Les heures passent et je dois me résoudre à rentrer, la nuit est déjà tombée et je suis moi-même en train de tomber de fatigue. Verre réglé, je salue cet homme et les salariés, Franck le patron du bar m'accompagne jusqu'à la sortie. Nous parlons à n'en plus finir, il semble heureux d'avoir fait ma connaissance et sans arrière-pensée aucune, nous échangeons nos numéros afin de nous revoir autour d'un verre dans les jours à venir. Je quitte ce lieu des plusapaisée avec pour promesse d'y revenir très prochainement. Je rejoins mon appartement situé à quelques kilomètres d'ici et la fatigue me gagne, quelques instants auront suffi pour que je tombe dans les bras de Morphée.          
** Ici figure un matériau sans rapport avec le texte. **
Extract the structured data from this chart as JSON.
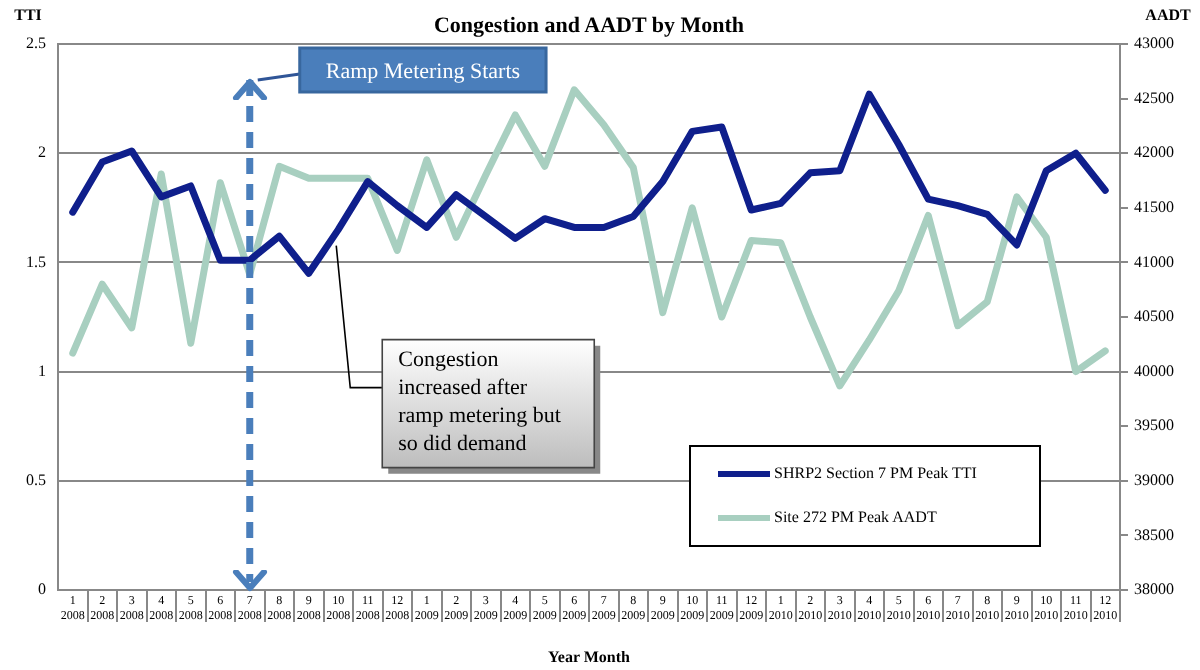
{
  "chart_data": {
    "type": "line",
    "title": "Congestion and AADT by Month",
    "xlabel": "Year Month",
    "ylabel": "TTI",
    "y2label": "AADT",
    "categories": [
      "1\n2008",
      "2\n2008",
      "3\n2008",
      "4\n2008",
      "5\n2008",
      "6\n2008",
      "7\n2008",
      "8\n2008",
      "9\n2008",
      "10\n2008",
      "11\n2008",
      "12\n2008",
      "1\n2009",
      "2\n2009",
      "3\n2009",
      "4\n2009",
      "5\n2009",
      "6\n2009",
      "7\n2009",
      "8\n2009",
      "9\n2009",
      "10\n2009",
      "11\n2009",
      "12\n2009",
      "1\n2010",
      "2\n2010",
      "3\n2010",
      "4\n2010",
      "5\n2010",
      "6\n2010",
      "7\n2010",
      "8\n2010",
      "9\n2010",
      "10\n2010",
      "11\n2010",
      "12\n2010"
    ],
    "series": [
      {
        "name": "SHRP2 Section 7 PM Peak TTI",
        "color": "#0f1f8c",
        "values": [
          1.73,
          1.96,
          2.01,
          1.8,
          1.85,
          1.51,
          1.51,
          1.62,
          1.45,
          1.65,
          1.87,
          1.76,
          1.66,
          1.81,
          1.71,
          1.61,
          1.7,
          1.66,
          1.66,
          1.71,
          1.87,
          2.1,
          2.12,
          1.74,
          1.77,
          1.91,
          1.92,
          2.27,
          2.04,
          1.79,
          1.76,
          1.72,
          1.58,
          1.92,
          2.0,
          1.83
        ]
      },
      {
        "name": "Site 272 PM Peak AADT",
        "color": "#a8cfc0",
        "axis": "y2",
        "values": [
          40170,
          40800,
          40400,
          41810,
          40260,
          41730,
          40890,
          41880,
          41770,
          41770,
          41770,
          41110,
          41940,
          41230,
          41800,
          42350,
          41880,
          42580,
          42260,
          41870,
          40540,
          41500,
          40500,
          41200,
          41180,
          40500,
          39870,
          40290,
          40740,
          41430,
          40420,
          40640,
          41600,
          41230,
          40000,
          40190
        ]
      }
    ],
    "ylim": [
      0,
      2.5
    ],
    "yticks": [
      0,
      0.5,
      1,
      1.5,
      2,
      2.5
    ],
    "y2lim": [
      38000,
      43000
    ],
    "y2ticks": [
      38000,
      38500,
      39000,
      39500,
      40000,
      40500,
      41000,
      41500,
      42000,
      42500,
      43000
    ],
    "grid": "y",
    "legend": "bottom right",
    "marker": "none",
    "line_style": "solid",
    "ref_lines": [
      {
        "axis": "x",
        "value": "7\n2008",
        "label": "Ramp Metering Starts",
        "color": "#4a7ebb",
        "line_style": "dashed"
      }
    ],
    "annotations": [
      {
        "text": "Congestion increased after ramp metering but so did demand",
        "x": "10\n2008",
        "y": 1.65
      }
    ]
  }
}
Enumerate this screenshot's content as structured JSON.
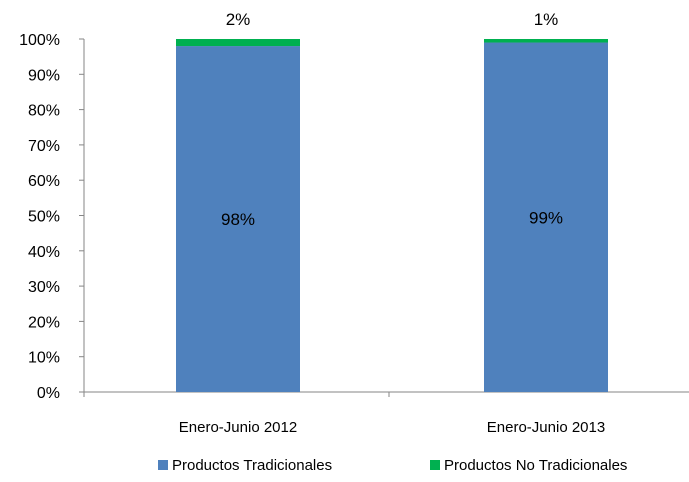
{
  "chart_data": {
    "type": "bar",
    "stacked": true,
    "percent_stacked": true,
    "categories": [
      "Enero-Junio 2012",
      "Enero-Junio 2013"
    ],
    "series": [
      {
        "name": "Productos Tradicionales",
        "values": [
          98,
          99
        ],
        "labels": [
          "98%",
          "99%"
        ],
        "color": "#4f81bd"
      },
      {
        "name": "Productos No Tradicionales",
        "values": [
          2,
          1
        ],
        "labels": [
          "2%",
          "1%"
        ],
        "color": "#00b050"
      }
    ],
    "y_ticks": [
      "0%",
      "10%",
      "20%",
      "30%",
      "40%",
      "50%",
      "60%",
      "70%",
      "80%",
      "90%",
      "100%"
    ],
    "ylim": [
      0,
      100
    ],
    "grid": false,
    "legend_position": "bottom"
  }
}
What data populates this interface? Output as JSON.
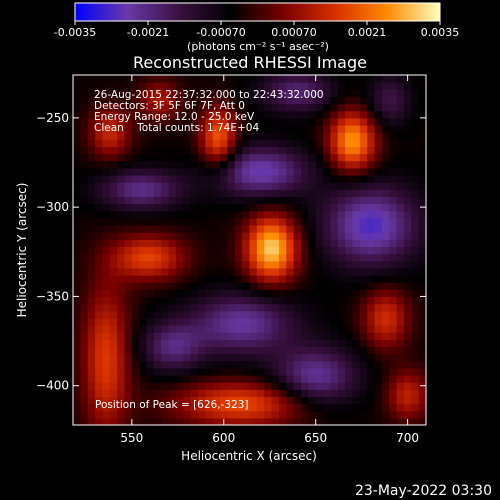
{
  "chart_data": {
    "type": "heatmap",
    "title": "Reconstructed RHESSI Image",
    "xlabel": "Heliocentric X (arcsec)",
    "ylabel": "Heliocentric Y (arcsec)",
    "xlim": [
      518,
      710
    ],
    "ylim": [
      -422,
      -226
    ],
    "x_ticks": [
      550,
      600,
      650,
      700
    ],
    "y_ticks": [
      -250,
      -300,
      -350,
      -400
    ],
    "annotations": [
      "26-Aug-2015 22:37:32.000 to 22:43:32.000",
      "Detectors: 3F 5F 6F 7F, Att 0",
      "Energy Range: 12.0 - 25.0 keV",
      "Clean    Total counts: 1.74E+04"
    ],
    "peak_label": "Position of Peak = [626,-323]",
    "peak": {
      "x": 626,
      "y": -323
    },
    "footer_date": "23-May-2022 03:30",
    "colorbar": {
      "range": [
        -0.0035,
        0.0035
      ],
      "tick_labels": [
        "-0.0035",
        "-0.0021",
        "-0.00070",
        "0.00070",
        "0.0021",
        "0.0035"
      ],
      "unit_label": "(photons cm⁻² s⁻¹ asec⁻²)",
      "colors": [
        "#0000ff",
        "#6a3aa8",
        "#3a1040",
        "#000000",
        "#7a0000",
        "#d83000",
        "#ff8c00",
        "#ffffc0"
      ]
    },
    "sources": [
      {
        "x": 626,
        "y": -323,
        "sx": 10,
        "sy": 13,
        "amp": 0.0035
      },
      {
        "x": 670,
        "y": -263,
        "sx": 9,
        "sy": 12,
        "amp": 0.003
      },
      {
        "x": 597,
        "y": -261,
        "sx": 7,
        "sy": 12,
        "amp": 0.0024
      },
      {
        "x": 559,
        "y": -328,
        "sx": 14,
        "sy": 9,
        "amp": 0.0021
      },
      {
        "x": 536,
        "y": -385,
        "sx": 9,
        "sy": 30,
        "amp": 0.002
      },
      {
        "x": 610,
        "y": -410,
        "sx": 26,
        "sy": 9,
        "amp": 0.0022
      },
      {
        "x": 688,
        "y": -362,
        "sx": 9,
        "sy": 12,
        "amp": 0.0018
      },
      {
        "x": 700,
        "y": -405,
        "sx": 8,
        "sy": 10,
        "amp": 0.0016
      },
      {
        "x": 538,
        "y": -258,
        "sx": 8,
        "sy": 10,
        "amp": 0.0017
      },
      {
        "x": 565,
        "y": -240,
        "sx": 8,
        "sy": 8,
        "amp": 0.0014
      },
      {
        "x": 620,
        "y": -280,
        "sx": 18,
        "sy": 10,
        "amp": -0.0022
      },
      {
        "x": 680,
        "y": -310,
        "sx": 18,
        "sy": 16,
        "amp": -0.0024
      },
      {
        "x": 555,
        "y": -290,
        "sx": 16,
        "sy": 8,
        "amp": -0.0018
      },
      {
        "x": 610,
        "y": -365,
        "sx": 20,
        "sy": 12,
        "amp": -0.002
      },
      {
        "x": 640,
        "y": -235,
        "sx": 14,
        "sy": 8,
        "amp": -0.0016
      },
      {
        "x": 690,
        "y": -240,
        "sx": 8,
        "sy": 10,
        "amp": -0.0012
      },
      {
        "x": 650,
        "y": -395,
        "sx": 16,
        "sy": 12,
        "amp": -0.002
      },
      {
        "x": 572,
        "y": -378,
        "sx": 12,
        "sy": 10,
        "amp": -0.0016
      }
    ]
  }
}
Six jours viennent de s'écouler, six jours durant lesquels je vogue entre mes recherches d'emploi et mes impératifs administratifs. Des journées entières coupée du monde où plus rien n'existe, où plus personne n'existe. Je cherche un sens à ma vie, je cherche cette étincelle, ce grain de folie que j'ai connu autrefois, mes rêves d'enfant que j'ai dû abandonner en grandissant. Je m'isole un peu plus de jour en jour lorsque soudain, je reçois un message vocal. Un message de Franck m'invitant à le rejoindre ce soir même pour une soirée des plus particulières. Une soirée piano/voix.        


19 mai 2013.


Vingt et une heures trente, maquillée et apprêtée, je prends la route pour me rendre au bar. Ce n'est que la deuxième fois que je viens, mais à peine arrivée, à peine le temps d'enlever mon manteau, je me sens déjà chez moi. Très naturellement, le patron ainsi que les serveurs me font la bise et me tutoient, je fais de même, je me sens plus intégrée que jamais. Mes yeux se dirigent vers ce pianiste, la musique lui parcourt le corps, les notes de musique s'échappent par tous les pores de sa peau. Il est en transe, ses gestes sont rapides, amples, mais pleins d'assurance. Il vit la musique avec une émotion qui me paralyse, je suis émue face à tant de passion.

 

Je m'assieds à côté de l'homme que j'identifie au premier regard, l'homme à la balafre. Je m'installe, commande une bière, mais pour la première fois, je sens une atmosphère pesante. Il me jette un regard furtif puis replonge son regard dans son verre, je me demande s'il a vraiment vu que je venais de m'asseoir à ses côtés. Les sujets évoqués sont sombres, je vois les bières défiler à la vitesse de la lumière. Ce soir, il est aigri, quelque chose le chagrine, il est empli de haine, nous sommes là, tous, l'écoutant se plaindre de son travail, du monde entier, de son âge, de la vieillesse, de sa vie, de la vie en général. Son visage se referme de plus en plus.